Prisoners of Geography is an expedition through 10 of the most important global powers and regions of our world. And the geopolitics for dummies kit that comes with it includes one global power (e.g USA, China, Western Europe), a map of the region and 25-35 pages of its history, current affairs and the author's view of what the future might hold.
"Geopolitics affects every country, whether at war (...) or at peace" - Tim Marshall
The past decade has been fertile in geopolitical plays of power. From the Afghanistan occupation by the US, the Arab spring to the tragic Syrian civil war, the annexation of Crimea by Russia and the increased influence of China everywhere in the world, there is a lot to choose from the menu.
As a constant reminder of the importance of the hand nature has dealt us, Tim Marshall's gives us a glimpse of the world through the eyes of:
- Russia: The biggest nation in the World and its existential threats, leading from the continuous expansion of Moscow by Ivan the Terrible in the 16th century to what keeps Vladimir Putin awake at night.
- Western Europe
- Africa: From water wars over the Nile, lack of deep water harbors, the postcolonial wars and China's rising influence, Africa is a geopolitical case study. A whole book could be dedicated to this amazing continent and its geopolitical ramifications.
- The Middle East
- India and Pakistan: These two countries share one of the most troubled borders of our time. Stemming from the time the British fled the region and divided the territory into what is now India, Pakistan and Bangladesh (then East Pakistan), the political and military tension has always been there. China's increased investment in Pakistan's Gwadar port and the $62 billion dollars China-Pakistan Economic Corridor project to connect the two countries only adds to turmoil.
- Korea and Japan
- Latin America
- The Arctic: Particular insightful and surprising, the last chapter explores how global warming and melting of the Arctic is creating new shipping routes, the exploitation of immensely rich natural resources and the rise of new sources of conflict between the Arctic nations.

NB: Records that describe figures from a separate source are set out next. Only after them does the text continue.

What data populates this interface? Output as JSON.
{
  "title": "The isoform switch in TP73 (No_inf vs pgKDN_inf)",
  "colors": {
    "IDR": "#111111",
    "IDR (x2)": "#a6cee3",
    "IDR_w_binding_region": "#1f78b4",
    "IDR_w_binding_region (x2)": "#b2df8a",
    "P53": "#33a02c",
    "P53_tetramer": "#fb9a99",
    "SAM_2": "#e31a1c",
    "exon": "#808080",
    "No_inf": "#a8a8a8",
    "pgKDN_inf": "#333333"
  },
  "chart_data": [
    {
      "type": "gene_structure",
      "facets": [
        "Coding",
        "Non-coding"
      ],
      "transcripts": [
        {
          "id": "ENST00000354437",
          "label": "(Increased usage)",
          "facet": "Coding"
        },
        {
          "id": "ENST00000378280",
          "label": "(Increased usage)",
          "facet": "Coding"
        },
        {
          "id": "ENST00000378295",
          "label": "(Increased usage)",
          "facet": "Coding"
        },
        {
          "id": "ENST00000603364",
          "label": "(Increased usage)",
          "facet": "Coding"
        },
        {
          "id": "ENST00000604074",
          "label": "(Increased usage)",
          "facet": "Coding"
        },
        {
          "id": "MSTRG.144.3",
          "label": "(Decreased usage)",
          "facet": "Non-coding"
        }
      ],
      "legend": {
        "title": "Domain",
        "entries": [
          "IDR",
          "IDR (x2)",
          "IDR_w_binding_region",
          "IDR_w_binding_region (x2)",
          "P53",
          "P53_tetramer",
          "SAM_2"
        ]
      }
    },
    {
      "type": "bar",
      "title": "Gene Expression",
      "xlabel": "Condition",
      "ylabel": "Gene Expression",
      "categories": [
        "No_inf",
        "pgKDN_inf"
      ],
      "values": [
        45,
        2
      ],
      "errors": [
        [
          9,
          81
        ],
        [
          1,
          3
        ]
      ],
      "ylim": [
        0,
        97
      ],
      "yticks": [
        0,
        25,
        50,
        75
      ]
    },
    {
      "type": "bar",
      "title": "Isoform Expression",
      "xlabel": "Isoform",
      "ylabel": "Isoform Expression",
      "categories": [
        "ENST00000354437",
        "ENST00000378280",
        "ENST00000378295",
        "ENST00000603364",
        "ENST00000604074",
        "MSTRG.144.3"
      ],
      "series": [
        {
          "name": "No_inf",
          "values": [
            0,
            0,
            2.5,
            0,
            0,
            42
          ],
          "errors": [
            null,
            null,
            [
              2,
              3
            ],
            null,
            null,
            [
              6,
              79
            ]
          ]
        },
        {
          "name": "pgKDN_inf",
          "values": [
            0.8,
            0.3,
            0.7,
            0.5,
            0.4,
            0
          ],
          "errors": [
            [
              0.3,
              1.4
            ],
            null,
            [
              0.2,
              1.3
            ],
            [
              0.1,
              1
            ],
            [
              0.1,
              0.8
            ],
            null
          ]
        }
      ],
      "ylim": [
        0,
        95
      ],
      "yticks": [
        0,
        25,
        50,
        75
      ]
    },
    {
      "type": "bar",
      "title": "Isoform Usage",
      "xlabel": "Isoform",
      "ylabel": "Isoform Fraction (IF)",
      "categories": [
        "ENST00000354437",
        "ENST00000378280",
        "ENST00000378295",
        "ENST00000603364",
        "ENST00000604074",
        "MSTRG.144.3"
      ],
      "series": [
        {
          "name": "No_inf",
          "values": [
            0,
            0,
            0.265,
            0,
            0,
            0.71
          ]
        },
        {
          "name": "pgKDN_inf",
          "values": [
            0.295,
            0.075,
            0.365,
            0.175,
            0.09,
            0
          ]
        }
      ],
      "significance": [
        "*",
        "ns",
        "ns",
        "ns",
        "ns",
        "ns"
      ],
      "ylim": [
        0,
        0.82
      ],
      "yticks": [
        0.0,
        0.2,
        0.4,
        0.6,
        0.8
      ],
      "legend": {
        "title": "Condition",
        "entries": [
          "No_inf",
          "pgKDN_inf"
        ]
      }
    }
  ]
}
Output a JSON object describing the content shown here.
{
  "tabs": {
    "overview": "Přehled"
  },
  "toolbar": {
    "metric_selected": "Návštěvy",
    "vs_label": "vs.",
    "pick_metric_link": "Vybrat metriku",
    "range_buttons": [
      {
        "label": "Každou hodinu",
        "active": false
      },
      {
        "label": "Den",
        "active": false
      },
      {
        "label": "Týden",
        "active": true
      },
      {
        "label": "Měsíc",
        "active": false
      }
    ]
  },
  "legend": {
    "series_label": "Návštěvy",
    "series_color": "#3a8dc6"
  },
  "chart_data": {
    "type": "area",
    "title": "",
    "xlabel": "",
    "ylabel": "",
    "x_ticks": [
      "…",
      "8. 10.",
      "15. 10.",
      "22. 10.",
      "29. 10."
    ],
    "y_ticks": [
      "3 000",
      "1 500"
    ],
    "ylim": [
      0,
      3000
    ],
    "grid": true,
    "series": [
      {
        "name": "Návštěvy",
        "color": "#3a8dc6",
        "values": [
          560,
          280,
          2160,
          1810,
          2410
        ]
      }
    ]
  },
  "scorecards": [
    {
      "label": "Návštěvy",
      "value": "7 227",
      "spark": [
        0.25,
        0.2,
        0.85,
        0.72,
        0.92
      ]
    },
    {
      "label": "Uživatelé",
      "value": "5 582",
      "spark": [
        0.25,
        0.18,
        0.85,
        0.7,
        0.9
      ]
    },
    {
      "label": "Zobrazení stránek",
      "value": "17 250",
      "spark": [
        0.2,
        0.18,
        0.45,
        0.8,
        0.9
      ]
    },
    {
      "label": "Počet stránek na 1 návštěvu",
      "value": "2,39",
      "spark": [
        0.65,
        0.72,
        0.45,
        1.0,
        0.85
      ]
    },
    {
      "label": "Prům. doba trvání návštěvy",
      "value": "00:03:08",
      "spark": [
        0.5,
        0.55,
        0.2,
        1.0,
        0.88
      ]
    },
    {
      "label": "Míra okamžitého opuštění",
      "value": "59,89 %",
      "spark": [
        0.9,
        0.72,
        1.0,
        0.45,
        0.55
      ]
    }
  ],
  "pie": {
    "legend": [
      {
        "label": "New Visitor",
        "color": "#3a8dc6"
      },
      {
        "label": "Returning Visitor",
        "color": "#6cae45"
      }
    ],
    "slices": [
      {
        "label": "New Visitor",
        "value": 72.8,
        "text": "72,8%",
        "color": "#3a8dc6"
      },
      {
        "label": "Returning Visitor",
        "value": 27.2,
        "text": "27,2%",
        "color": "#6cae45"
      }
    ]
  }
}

Releasing ourselves from the shackles nature has imprisoned us with is not an easy endeavor. And even though the rise of technology has allowed drones to bypass mountains and sand storms, long-range air force jets can skip the need for refueling stations and satellites can take high-quality footage from space, nature is still the prevalent factor in many of the decisions that define world order.
Prisoners of Geography is a remarkable book, a definite must-read. With little under 300 pages, it compresses the history, current affairs and potential outcomes of 10 of the most powerful regions and disputes of our world.
The book follows a compelling and coherent narrative, topped by the maps that accompany each chapter (I saw myself going back and forth between them dozens of times). As a result, with less than a handful of invested hours, I must say I have a much better perception of what moves our world leaders (all of a sudden the Crimea takeover by Russia may an "obvious" move by Russia).
Reflecting over what I read and learned, the main drawbacks of the book are the fact that it is not long enough - for example, a lot more could what have been written about the Middle East or Africa - and that we get the sense that the geopolitics angle is used to a greater extent than it should (this is biased by the fact that I am far from a geopolitics expert).
Prisoners of Geography will surely survive the test of time. For one thing is certain: the political winds change, religious ideologies might come and go, but our mountains, seas and deserts are not going anywhere. Struggles of power over Tibet, the Arctic, the South China Sea, and more are here to stay, so hold on to your copy of the book, it might come in handy.